First-time buyers took a record 22% share of the housing market in the fourth quarter of 2016, the highest since records began in 2007.
A press release from the Bank of England published on the 14th of March shows that the percentage of first-time buyers is rising, with figures set to go even higher later in the year. The fourth quarter of 2016 saw £62.8 billion of new residential loans taken out, which was a 2.6% decrease compared to the previous three months.
Adrian Anderson, the director of property finance specialist Anderson Harris, commented: “The pick-up in first-time buyers, in their highest numbers since the time series began in 2007, is hugely encouraging. First-time buyers are the lifeblood of the market and with lenders offering a range of high loan-to-value deals, as well as more innovative products where family members can help offspring onto the ladder, it looks as though this trend will continue.”
Why are first-time buyer numbers increasing?

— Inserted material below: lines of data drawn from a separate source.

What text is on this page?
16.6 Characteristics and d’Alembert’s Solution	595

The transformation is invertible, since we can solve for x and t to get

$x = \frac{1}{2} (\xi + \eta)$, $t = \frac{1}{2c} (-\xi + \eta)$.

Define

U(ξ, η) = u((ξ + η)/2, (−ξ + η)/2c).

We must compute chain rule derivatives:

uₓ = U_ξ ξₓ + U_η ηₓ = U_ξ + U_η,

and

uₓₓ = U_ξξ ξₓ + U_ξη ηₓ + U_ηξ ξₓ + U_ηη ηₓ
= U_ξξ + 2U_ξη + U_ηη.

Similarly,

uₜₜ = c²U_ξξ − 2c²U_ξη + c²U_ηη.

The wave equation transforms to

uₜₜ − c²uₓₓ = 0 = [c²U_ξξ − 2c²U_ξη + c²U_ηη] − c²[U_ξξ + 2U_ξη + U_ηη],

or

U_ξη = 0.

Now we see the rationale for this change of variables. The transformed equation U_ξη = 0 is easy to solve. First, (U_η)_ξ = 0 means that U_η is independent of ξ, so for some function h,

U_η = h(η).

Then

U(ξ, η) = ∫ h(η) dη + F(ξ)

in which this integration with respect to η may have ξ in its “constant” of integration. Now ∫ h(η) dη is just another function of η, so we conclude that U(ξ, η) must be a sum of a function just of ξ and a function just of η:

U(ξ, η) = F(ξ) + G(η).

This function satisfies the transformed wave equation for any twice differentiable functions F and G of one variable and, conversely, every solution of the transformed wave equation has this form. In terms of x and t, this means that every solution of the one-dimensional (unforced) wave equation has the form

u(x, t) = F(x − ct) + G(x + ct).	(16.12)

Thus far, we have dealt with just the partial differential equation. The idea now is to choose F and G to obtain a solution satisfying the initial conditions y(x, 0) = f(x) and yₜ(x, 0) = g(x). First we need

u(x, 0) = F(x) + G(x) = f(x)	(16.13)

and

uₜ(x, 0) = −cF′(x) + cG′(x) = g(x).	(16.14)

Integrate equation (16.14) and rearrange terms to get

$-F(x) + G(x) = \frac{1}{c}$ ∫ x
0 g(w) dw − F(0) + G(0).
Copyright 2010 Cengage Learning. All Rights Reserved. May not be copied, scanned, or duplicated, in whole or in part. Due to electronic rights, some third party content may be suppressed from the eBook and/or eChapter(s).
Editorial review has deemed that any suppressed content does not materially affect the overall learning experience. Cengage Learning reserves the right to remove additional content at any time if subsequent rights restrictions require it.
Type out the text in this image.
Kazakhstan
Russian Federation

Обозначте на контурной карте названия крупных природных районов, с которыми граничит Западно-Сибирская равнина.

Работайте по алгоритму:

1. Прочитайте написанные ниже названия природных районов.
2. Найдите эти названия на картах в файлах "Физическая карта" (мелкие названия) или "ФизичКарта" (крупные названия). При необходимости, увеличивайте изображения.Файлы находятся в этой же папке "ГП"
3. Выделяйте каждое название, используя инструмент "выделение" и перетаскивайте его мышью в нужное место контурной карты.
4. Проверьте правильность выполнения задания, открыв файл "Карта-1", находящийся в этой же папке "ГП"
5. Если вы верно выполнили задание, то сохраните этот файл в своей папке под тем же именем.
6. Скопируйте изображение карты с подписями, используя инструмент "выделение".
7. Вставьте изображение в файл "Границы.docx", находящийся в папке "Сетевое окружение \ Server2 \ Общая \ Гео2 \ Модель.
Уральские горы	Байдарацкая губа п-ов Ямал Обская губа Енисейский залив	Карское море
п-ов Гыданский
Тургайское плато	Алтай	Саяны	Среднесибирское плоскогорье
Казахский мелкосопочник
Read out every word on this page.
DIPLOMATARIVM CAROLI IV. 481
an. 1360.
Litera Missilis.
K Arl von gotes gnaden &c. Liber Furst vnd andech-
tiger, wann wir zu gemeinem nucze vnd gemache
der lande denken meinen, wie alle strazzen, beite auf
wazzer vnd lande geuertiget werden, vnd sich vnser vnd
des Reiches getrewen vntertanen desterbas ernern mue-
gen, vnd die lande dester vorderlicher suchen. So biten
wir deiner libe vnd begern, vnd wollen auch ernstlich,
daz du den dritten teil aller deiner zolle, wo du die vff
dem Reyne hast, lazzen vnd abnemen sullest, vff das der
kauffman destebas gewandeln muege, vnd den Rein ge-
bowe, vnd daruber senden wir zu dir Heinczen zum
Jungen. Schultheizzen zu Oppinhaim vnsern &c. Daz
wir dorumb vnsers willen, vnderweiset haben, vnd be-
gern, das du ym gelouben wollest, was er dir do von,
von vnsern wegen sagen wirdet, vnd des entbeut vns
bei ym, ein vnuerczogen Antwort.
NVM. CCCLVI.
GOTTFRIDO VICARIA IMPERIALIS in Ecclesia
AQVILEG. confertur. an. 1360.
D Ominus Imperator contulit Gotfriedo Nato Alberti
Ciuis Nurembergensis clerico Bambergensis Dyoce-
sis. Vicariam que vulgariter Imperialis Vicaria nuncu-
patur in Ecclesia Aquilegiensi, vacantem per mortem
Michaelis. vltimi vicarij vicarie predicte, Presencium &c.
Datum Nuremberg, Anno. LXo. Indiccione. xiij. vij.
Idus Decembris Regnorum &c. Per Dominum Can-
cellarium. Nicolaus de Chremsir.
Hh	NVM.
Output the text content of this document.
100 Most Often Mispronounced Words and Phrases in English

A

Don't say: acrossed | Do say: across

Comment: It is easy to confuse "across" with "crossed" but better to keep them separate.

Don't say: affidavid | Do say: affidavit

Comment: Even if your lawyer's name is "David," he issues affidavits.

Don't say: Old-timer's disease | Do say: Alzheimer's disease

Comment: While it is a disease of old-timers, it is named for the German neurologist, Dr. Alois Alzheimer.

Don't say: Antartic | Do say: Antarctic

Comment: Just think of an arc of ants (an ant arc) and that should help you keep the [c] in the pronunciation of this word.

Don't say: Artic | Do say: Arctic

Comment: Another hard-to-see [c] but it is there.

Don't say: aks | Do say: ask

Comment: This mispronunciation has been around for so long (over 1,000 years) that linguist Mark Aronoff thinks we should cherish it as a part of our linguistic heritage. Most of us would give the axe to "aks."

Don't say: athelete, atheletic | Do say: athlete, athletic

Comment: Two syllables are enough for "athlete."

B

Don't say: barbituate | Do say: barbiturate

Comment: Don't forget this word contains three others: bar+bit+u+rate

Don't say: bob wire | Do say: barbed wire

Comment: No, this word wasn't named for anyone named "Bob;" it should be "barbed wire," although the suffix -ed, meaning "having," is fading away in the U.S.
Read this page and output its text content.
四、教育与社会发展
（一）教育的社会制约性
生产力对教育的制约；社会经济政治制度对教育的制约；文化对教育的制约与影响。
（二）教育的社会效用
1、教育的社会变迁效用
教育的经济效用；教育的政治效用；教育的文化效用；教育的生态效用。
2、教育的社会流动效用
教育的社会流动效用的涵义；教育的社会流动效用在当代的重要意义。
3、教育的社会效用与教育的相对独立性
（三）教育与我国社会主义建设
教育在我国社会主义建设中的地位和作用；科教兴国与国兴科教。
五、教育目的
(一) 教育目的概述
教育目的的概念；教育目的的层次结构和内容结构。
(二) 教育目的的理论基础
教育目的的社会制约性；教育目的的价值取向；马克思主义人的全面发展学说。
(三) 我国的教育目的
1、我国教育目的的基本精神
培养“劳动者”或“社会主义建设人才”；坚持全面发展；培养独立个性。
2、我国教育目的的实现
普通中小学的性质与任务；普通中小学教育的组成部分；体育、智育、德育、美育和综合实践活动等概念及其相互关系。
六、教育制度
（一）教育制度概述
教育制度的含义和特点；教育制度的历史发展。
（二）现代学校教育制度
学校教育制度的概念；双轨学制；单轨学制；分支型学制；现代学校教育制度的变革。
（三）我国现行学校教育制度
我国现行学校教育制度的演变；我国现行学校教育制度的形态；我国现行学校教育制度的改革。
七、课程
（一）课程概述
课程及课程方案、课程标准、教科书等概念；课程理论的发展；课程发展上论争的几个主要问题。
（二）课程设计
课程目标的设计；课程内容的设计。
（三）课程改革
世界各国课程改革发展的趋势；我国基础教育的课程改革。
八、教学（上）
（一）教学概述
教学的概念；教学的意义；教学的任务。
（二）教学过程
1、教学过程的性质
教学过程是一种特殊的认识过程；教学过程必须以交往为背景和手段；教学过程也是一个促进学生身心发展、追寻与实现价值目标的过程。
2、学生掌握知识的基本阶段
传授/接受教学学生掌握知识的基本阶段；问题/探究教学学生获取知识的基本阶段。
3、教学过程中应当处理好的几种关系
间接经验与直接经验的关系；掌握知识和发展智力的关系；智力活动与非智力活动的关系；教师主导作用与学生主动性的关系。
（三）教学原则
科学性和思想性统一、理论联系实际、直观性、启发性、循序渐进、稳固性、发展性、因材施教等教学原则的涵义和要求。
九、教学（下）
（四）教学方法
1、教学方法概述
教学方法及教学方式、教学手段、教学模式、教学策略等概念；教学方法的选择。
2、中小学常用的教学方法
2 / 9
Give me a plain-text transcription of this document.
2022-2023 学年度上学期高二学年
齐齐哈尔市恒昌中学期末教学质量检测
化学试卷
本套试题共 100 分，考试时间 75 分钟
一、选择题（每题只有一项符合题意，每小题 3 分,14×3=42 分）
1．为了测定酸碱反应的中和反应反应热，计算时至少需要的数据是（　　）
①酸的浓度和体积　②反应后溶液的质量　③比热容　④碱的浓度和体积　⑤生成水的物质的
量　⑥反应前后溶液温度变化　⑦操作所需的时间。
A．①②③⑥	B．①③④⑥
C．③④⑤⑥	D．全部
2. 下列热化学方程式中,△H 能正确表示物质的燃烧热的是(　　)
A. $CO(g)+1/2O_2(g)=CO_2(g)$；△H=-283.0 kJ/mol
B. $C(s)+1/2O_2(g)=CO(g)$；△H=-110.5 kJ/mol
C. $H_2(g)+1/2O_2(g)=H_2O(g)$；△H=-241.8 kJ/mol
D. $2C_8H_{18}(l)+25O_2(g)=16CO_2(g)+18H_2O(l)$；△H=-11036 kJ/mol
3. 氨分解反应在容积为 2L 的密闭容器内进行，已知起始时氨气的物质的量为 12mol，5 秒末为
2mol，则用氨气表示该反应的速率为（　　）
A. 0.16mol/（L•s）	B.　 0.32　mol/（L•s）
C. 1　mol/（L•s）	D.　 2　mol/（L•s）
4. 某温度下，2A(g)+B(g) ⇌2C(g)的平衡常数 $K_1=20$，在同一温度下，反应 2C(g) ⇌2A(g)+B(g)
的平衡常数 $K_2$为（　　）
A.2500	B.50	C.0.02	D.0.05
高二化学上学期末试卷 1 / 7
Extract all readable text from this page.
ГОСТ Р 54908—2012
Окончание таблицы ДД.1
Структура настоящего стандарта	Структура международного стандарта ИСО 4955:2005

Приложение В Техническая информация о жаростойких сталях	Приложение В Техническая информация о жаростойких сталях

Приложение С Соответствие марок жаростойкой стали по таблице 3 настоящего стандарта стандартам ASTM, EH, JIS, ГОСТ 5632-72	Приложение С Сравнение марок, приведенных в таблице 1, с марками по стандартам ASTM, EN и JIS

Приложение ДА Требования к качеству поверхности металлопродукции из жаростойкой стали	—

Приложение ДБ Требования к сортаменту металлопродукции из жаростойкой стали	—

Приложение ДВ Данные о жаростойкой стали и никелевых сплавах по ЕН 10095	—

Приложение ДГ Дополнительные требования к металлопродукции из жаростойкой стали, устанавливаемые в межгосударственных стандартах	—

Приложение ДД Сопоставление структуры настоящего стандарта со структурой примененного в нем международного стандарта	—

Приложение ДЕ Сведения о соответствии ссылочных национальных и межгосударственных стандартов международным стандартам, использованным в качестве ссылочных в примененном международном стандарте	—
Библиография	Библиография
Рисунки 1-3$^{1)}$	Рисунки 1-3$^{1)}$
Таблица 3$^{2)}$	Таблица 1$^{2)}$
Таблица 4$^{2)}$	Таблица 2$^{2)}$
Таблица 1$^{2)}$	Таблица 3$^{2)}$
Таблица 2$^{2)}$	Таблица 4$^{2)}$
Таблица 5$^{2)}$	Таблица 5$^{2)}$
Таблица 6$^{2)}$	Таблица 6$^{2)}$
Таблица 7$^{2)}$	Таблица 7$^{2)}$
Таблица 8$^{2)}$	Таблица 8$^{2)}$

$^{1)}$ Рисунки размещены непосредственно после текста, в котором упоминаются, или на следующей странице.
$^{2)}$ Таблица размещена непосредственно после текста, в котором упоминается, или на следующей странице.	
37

The increase in first-time buyers is largely attributed to the prevalence of gifts and loans from parents and grandparents to help young people get onto the housing ladder. For example, research conducted by the Government’s Social Mobility Commission showed that the proportion of first-time buyers relying on the ‘Bank of Mum and Dad’ had risen to a high of 34.1% between 2013 and 2014. That figure is expected to reach 40.6% by 2024.
A further 9.6% relied on an inheritance to save for a deposit, meaning that only 56.3% of first-time buyers had purchased a house without any significant financial assistance from a relative.
The report suggested that a helping hand could make an average difference of 2.6 years, allowing young homeowners to spend less time saving for a house and more time living in it.
What about Help to Buy schemes?
The Government has invested a lot of attention to first-time buyers in recent years, with Help to Buy ISAs offering a 25% incentive to savers. The Lifetime ISA (or LISA as it is commonly called) works in a similar way, with savers between the age of 18-40 able to save up to £4,000 per year with the Government adding a 25% bonus. These savings can then be put towards a deposit for a house costing up to £250,000 (or £450,000 inside London) in the case of the Help to Buy ISA, or £450,000 in the case of the LISA.
The benefits of these ISAs, combined with the rising number of people reliant on family gifts or loans, could explain why the percentage of first-time buyers is predicted to rise.
This promising news may come as a relief to some young people, with one in four 18-34 year olds believing that they will never own a home (source: Halifax). The number of young first-time buyers may be rising, but there is still some way to go. In 1990, 39% of 20-24 year olds were able to buy a home, compared to 10% in 2015. Whether this gap will ever close is yet to be seen, but the press release from the Bank of England definitely marks a step in the right direction.